Her fellow Noble Circle sister Rhonda Traylor of Huber Heights also finds it very difficult to relate to Walter White: “When faced with the idea of my own mortality, it is virtually impossible for me not to try to fix the world around me. I have found myself working at another school with needy kids. It is where my heart is, and it is with the kids that I work with the best. How can a death sentence prevent me from embracing life? How could the thought of dying, of actually watching myself die while chemo coursed through my veins, take me to a place where the life of everyone is not valued?”

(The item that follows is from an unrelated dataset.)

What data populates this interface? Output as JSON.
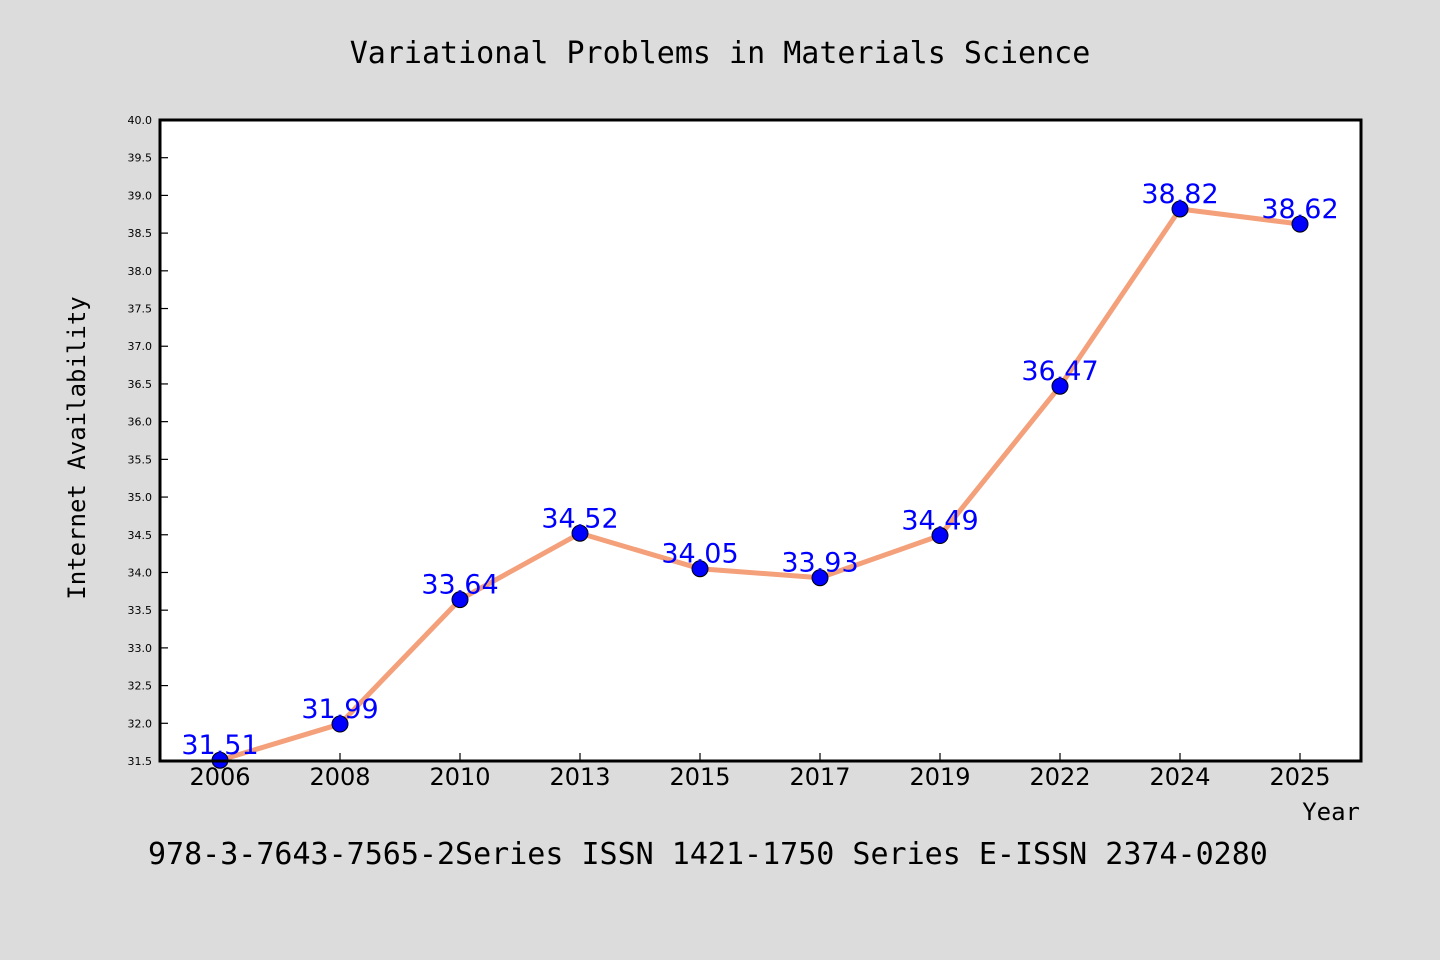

When I asked my friends for their opinions, it set off a Facebook feeding frenzy of the best and most thoughtful variety, the kind that made me long to be back in an English lit class.

Barb McManus also has avoided “Breaking Bad.” “I have heard nothing redemptive about it, and have to wonder about the glorification of these predators — drug dealers, meth cookers — and the desensitization of the human race toward the victims: addicts, their families and friends, all of use who pay the awful price for addiction. It’s sad that this is the theme of what appears to be clearly one of the best-written and performed television dramas of our time.”

But Dave Gulliver opined, "What 'Breaking Bad' eventually revealed was that Walt did tap into his truest self — a man with deeply-held grudges and a need to prove his greatness to all those people who wronged and belittled him. Not everyone finds their better angel."

As Sue McDonald observed, “It’s less about cancer, or the meth world, or the DEA and more about the human condition: What do people put who are put in trying situations do to get out of them, and how do they decide? What choices do they make? What alliances do they form or re-form? What keeps them going against the odds?”

My son Alec views Walter as “less of a good guy gone bad than an angry and isolated man embracing evil through an end-of-life crisis in which the pursuit of power and meaning and a series of resulting moral injuries ruin him. It’s like when you see certain combat veterans change into very different people through extreme stress over mortality and morality and the things they must do. People can become evil if they are placed or place themselves in evil situations. Walt makes bad and selfish choices and wounds his soul essentially when he makes immoral decisions to protect himself or others from his conduct or to further his activities.”

I’m still not sure if I want to enter the world of “Breaking Bad,” but its fans certainly make persuasive arguments.

If nothing else, it's heartening that television — that erstwhile vast wasteland — is sparking such literate and thought-provoking debate.

Great art, after all, reminds us of our common humanity. And it is often found in unlikely people and places.